Fuck due process and human rights, his supporters say mere months after raging about the lack of due process (but was actually the presence of — actual charges were filed and, when warranted, dismissed) at the airports.
If you did nothing wrong, then there is no reason to be afraid, his vice presidential candidate sneers, forgetting, or perhaps having never experienced, the absurdity of knowing there are no bullets in your baggage but being afraid that there will be when security screens your bags.
We want change, his supporters cry. And, indeed, who doesn’t?

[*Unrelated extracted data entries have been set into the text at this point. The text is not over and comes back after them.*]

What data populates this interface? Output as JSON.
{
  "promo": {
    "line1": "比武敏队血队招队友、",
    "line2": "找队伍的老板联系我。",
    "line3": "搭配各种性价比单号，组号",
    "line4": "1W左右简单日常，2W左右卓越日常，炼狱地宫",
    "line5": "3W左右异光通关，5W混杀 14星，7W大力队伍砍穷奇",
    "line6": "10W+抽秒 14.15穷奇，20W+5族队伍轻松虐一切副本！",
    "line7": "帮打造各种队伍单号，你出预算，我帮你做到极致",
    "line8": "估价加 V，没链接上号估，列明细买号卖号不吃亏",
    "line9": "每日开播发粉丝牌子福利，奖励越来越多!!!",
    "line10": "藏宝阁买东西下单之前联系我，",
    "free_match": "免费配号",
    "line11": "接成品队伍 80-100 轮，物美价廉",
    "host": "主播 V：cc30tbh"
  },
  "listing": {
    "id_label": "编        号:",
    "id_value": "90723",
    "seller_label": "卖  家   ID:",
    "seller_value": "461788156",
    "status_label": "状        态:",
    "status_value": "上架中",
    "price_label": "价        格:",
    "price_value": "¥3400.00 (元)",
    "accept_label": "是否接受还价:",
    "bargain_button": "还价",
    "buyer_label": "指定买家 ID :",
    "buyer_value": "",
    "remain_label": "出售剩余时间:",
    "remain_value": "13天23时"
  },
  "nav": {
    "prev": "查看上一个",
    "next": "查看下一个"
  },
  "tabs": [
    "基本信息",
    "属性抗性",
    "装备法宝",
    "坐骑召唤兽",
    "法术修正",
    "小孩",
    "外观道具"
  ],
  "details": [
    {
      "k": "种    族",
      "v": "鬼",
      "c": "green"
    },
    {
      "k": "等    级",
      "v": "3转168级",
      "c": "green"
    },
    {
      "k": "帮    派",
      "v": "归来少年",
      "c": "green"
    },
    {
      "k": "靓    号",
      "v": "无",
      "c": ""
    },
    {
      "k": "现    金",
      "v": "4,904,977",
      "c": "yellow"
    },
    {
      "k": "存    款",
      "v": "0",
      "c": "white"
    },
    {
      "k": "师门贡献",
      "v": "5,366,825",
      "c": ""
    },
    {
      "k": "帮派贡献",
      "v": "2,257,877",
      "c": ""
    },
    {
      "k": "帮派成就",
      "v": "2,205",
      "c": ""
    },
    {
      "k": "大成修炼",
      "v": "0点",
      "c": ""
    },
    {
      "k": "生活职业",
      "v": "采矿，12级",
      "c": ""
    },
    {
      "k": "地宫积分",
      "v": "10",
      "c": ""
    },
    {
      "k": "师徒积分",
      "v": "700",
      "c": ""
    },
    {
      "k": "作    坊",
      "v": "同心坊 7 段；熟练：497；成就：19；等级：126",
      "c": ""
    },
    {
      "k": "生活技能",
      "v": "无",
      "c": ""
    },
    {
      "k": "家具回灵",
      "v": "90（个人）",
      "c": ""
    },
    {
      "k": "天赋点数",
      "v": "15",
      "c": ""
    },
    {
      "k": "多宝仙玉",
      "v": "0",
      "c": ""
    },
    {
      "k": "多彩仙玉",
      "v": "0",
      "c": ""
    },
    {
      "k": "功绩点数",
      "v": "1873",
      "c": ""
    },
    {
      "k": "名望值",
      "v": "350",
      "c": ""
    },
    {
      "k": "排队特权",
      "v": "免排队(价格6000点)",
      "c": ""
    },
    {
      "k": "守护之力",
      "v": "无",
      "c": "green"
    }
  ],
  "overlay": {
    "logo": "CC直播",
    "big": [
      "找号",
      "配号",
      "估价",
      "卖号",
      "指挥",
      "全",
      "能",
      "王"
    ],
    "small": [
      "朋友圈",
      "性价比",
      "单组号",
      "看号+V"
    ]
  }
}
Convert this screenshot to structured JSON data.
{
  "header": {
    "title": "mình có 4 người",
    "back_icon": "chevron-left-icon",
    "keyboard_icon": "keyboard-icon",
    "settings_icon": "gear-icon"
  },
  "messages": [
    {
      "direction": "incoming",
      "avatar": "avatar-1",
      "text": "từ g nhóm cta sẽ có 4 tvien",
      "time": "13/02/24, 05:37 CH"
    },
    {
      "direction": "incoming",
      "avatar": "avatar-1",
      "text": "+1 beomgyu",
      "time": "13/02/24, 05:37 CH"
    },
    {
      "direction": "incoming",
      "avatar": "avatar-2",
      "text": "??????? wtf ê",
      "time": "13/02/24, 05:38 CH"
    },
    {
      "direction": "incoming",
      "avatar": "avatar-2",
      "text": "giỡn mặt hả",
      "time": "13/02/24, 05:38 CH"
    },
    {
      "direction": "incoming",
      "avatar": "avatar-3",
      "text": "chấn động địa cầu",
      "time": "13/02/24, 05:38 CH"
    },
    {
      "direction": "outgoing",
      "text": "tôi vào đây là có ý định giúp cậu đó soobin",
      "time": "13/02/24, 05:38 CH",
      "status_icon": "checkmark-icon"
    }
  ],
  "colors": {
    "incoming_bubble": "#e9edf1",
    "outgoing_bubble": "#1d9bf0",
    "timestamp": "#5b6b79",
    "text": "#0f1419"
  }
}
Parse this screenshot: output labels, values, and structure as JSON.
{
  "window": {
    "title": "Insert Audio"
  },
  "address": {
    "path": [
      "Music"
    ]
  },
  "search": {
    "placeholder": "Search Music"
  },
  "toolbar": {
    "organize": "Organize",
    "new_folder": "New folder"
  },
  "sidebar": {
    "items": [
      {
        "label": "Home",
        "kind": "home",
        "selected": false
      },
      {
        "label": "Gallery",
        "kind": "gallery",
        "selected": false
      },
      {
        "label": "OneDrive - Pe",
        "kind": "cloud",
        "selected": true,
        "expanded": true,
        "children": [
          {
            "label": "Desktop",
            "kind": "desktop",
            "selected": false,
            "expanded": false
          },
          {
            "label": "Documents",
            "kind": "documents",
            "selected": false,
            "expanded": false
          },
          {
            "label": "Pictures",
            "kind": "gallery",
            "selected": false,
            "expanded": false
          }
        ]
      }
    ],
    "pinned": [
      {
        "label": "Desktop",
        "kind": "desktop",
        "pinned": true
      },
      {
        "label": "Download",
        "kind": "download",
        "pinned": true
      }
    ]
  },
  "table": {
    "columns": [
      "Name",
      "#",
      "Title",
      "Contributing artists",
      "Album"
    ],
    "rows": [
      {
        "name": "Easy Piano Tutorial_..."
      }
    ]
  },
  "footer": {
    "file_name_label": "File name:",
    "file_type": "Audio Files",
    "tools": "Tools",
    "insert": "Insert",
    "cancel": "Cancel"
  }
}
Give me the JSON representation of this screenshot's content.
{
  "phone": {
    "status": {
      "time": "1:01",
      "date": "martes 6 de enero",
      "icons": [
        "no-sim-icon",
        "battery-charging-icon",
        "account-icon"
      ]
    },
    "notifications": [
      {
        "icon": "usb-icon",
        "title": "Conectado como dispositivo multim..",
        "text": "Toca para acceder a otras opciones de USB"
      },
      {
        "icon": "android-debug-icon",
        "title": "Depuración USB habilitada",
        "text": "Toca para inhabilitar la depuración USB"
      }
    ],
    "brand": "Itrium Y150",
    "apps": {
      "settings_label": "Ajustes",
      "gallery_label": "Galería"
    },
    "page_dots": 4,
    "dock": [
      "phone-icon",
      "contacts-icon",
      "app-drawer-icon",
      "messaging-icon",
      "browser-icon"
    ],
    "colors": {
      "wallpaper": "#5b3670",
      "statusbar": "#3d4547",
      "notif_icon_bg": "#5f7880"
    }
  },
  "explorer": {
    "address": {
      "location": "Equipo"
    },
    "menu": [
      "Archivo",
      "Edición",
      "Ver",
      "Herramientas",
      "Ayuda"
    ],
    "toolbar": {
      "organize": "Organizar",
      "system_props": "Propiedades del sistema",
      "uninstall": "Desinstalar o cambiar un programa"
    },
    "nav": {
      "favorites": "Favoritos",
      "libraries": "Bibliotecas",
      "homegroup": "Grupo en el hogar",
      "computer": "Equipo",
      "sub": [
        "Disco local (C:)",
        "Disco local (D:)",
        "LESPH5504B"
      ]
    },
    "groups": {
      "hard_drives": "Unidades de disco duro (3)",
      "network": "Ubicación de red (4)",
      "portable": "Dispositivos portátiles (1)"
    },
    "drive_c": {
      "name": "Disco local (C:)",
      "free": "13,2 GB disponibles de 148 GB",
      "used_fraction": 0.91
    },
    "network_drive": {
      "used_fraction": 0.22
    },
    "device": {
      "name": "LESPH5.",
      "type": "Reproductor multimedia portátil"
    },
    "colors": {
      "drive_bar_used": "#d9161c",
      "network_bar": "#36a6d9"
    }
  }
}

But voting in a new president will not mean the “laglag-bala” extortionists will no longer be at the airports, or that their supervisors will suddenly be vigilant against the scheme.
Having a new face in the Palace will not mean that suspects who die in shootouts with the police, or while in police custody, will not just be fall guys.
Duterte has promised to pardon law enforcement officers who kill in the line of duty, which will mean sanctioning extrajudicial killings that are already happening in the country anyway. And because the Philippines does not have a death penalty, all killings are, by definition, extrajudicial.
In a Duterte administration, they will still be such, but will have the imprimatur of the president and, worse, the consent of the people.
In the campaign for the presidency, Duterte and his supporters have trampled on and discredited institutions that serve as checks on government abuse — the Commission on Human Rights, the media, the very idea of checks and balances in government — in favor of some nebulous change that is coming and that will be difficult to put back in the bottle once uncorked.
Duterte is not President Benigno Aquino III, is not Vice President Jejomar Binay, is not former Local Government Secretary Mar Roxas and his followers trust him precisely because of that. But a government is more than just one person, that is its strength and its weakness. Duterte may have the purest of intentions, but that does not carry over to everyone else in government service and his promise to kill criminals will not mean there will be fewer criminals, only that more alleged criminals will be killed.
Duterte joked more than once that the funeral industry will boom when he becomes president. Another industry that will see huge profits is plastics, because we’ll soon need to wrap ourselves in it to prevent planted evidence in a society where suspected and guilty will mean the same thing.
This time, instead of bullets being found in our bags, they might be found inside us.